We had fun last night, and a lot of learning happened, too … I hope the students were in on that, but I can say for certain that I learned plenty. I learned what to do if I want to smoke a blunt even though I know I have a drug test coming up. (Apparently, there’s this stuff called “Quick Flush” … you can maybe imagine the rest.) I learned that almost no one present last night trusts, believes or believes in the police. I learned that the most buttoned-down and ‘proper’-looking of all the guys has recently been released from juvie. And I learned that two of the other guys have three-month-old babies — one of those daddies has only just turned sixteen, the other is an old and married man of twenty.
Always there is at least one student who doesn’t fit the ‘type’ of the Ed Center but who somehow fits in all the same. In this class there are a few:
- Marlise, an Afro-Caribbean woman, is older the the rest and very Caribbean — believes in strict school rules, writes about her love of ‘church-going’ people, frowns disapprovingly when we get a little silly … but then tosses out an excellent joke into the quiet of no one having an answer to one of my questions, getting the whole room laughing and getting the conversation started.
- Daniel, an über-skinny, white, metal head with Veronica Lake hair (seriously, I’ve only ever seen his left eye), who looks so closed into himself I expected to have to fight for monosyllabic half-answers from him … but he’s already glad-handing with the two daddies, speaking up during discussions and sharing about the recent death of his father in his writings to me.

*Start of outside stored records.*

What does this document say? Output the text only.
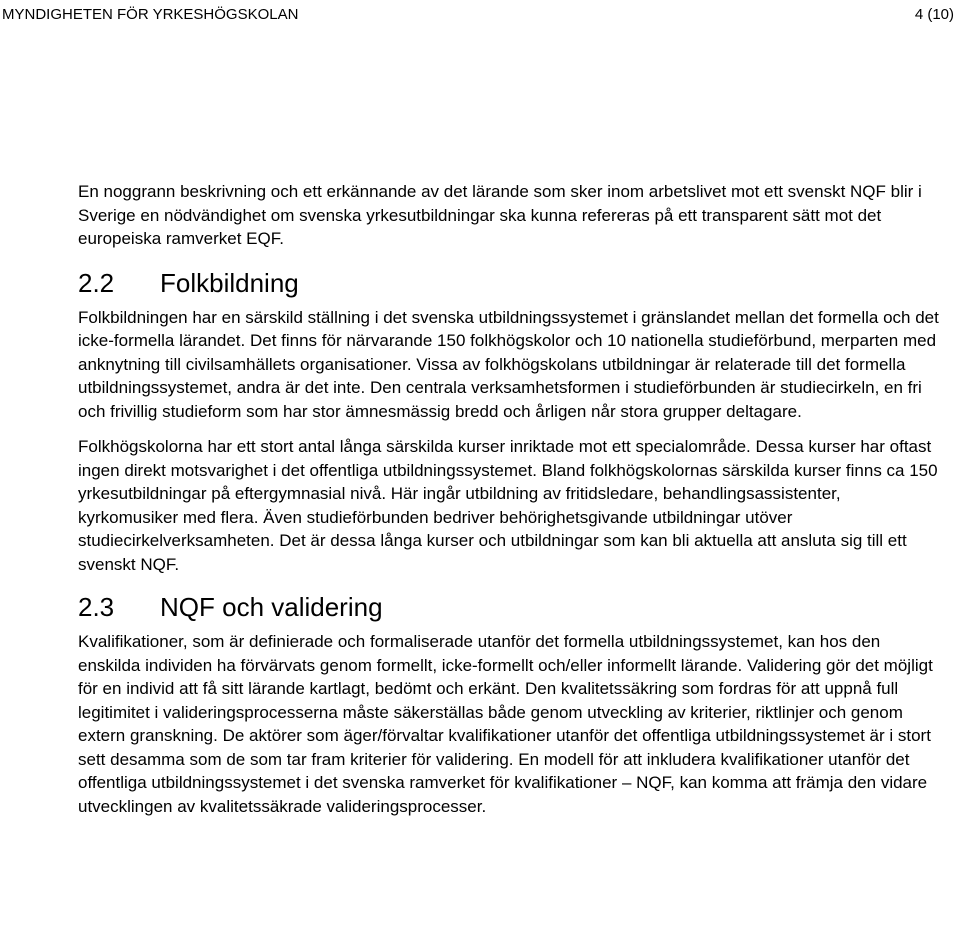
MYNDIGHETEN FÖR YRKESHÖGSKOLAN	4 (10)

En noggrann beskrivning och ett erkännande av det lärande som sker inom arbetslivet mot ett svenskt NQF blir i Sverige en nödvändighet om svenska yrkesutbildningar ska kunna refereras på ett transparent sätt mot det europeiska ramverket EQF.

2.2	Folkbildning

Folkbildningen har en särskild ställning i det svenska utbildningssystemet i gränslandet mellan det formella och det icke-formella lärandet. Det finns för närvarande 150 folkhögskolor och 10 nationella studieförbund, merparten med anknytning till civilsamhällets organisationer. Vissa av folkhögskolans utbildningar är relaterade till det formella utbildningssystemet, andra är det inte. Den centrala verksamhetsformen i studieförbunden är studiecirkeln, en fri och frivillig studieform som har stor ämnesmässig bredd och årligen når stora grupper deltagare.

Folkhögskolorna har ett stort antal långa särskilda kurser inriktade mot ett specialområde. Dessa kurser har oftast ingen direkt motsvarighet i det offentliga utbildningssystemet. Bland folkhögskolornas särskilda kurser finns ca 150 yrkesutbildningar på eftergymnasial nivå. Här ingår utbildning av fritidsledare, behandlingsassistenter, kyrkomusiker med flera. Även studieförbunden bedriver behörighetsgivande utbildningar utöver studiecirkelverksamheten. Det är dessa långa kurser och utbildningar som kan bli aktuella att ansluta sig till ett svenskt NQF.

2.3	NQF och validering

Kvalifikationer, som är definierade och formaliserade utanför det formella utbildningssystemet, kan hos den enskilda individen ha förvärvats genom formellt, icke-formellt och/eller informellt lärande. Validering gör det möjligt för en individ att få sitt lärande kartlagt, bedömt och erkänt. Den kvalitetssäkring som fordras för att uppnå full legitimitet i valideringsprocesserna måste säkerställas både genom utveckling av kriterier, riktlinjer och genom extern granskning. De aktörer som äger/förvaltar kvalifikationer utanför det offentliga utbildningssystemet är i stort sett desamma som de som tar fram kriterier för validering. En modell för att inkludera kvalifikationer utanför det offentliga utbildningssystemet i det svenska ramverket för kvalifikationer – NQF, kan komma att främja den vidare utvecklingen av kvalitetssäkrade valideringsprocesser.
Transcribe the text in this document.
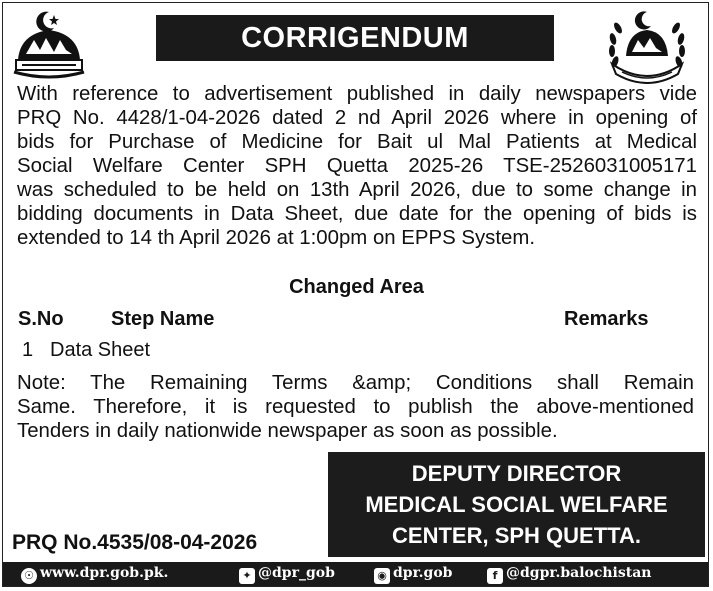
CORRIGENDUM
With reference to advertisement published in daily newspapers vide
PRQ No. 4428/1-04-2026 dated 2 nd April 2026 where in opening of
bids for Purchase of Medicine for Bait ul Mal Patients at Medical
Social Welfare Center SPH Quetta 2025-26 TSE-2526031005171
was scheduled to be held on 13th April 2026, due to some change in
bidding documents in Data Sheet, due date for the opening of bids is
extended to 14 th April 2026 at 1:00pm on EPPS System.
Changed Area
S.No Step Name	Remarks
1 Data Sheet
Note: The Remaining Terms &amp; Conditions shall Remain
Same. Therefore, it is requested to publish the above-mentioned
Tenders in daily nationwide newspaper as soon as possible.
DEPUTY DIRECTOR
MEDICAL SOCIAL WELFARE
CENTER, SPH QUETTA.
PRQ No.4535/08-04-2026
☉ www.dpr.gob.pk.	✦ @dpr_gob	◉ dpr.gob	f @dgpr.balochistan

- And then there’s Johnny, a young Asian guy who is the boyfriend of Leila, a student of mine from two terms ago. He is so silent and awkward in class. When we did the ‘ask me three questions’ activity I do on the first night (students write me three unrelated-to-class questions and I read them out and answer them … well, except for the ‘how old are you’ ones), two of his questions were troubling: Why are Asian people better in math than everyone else? Why do colored people always want to rob Asian people? Um, yeah. I actually edited out the ‘colored’ when I read the question aloud so as not to incite too much ire in that room full of ‘colored’ people. He never talks to anyone, not even the two Asian girls in the class, and he sits hunched over and looks quite unhappy … but then in his reflection at the end of class last night he wrote, “My teacher is very humorous. She is a good teacher. I think I will like this class.” And he made a point of saying goodbye to people as he left instead of just rushing out as he did Tuesday and Wednesday. Hope?
The first night was a little rocky — my nerves combined with their nerves and all — and we had more than a dozen interruptions from my old students coming in to say hello (“Stacie!” shouts Anthony, bursting into class before break, right into the middle of a discussion. “Give me a hug!”) — but I think we’re finding a groove.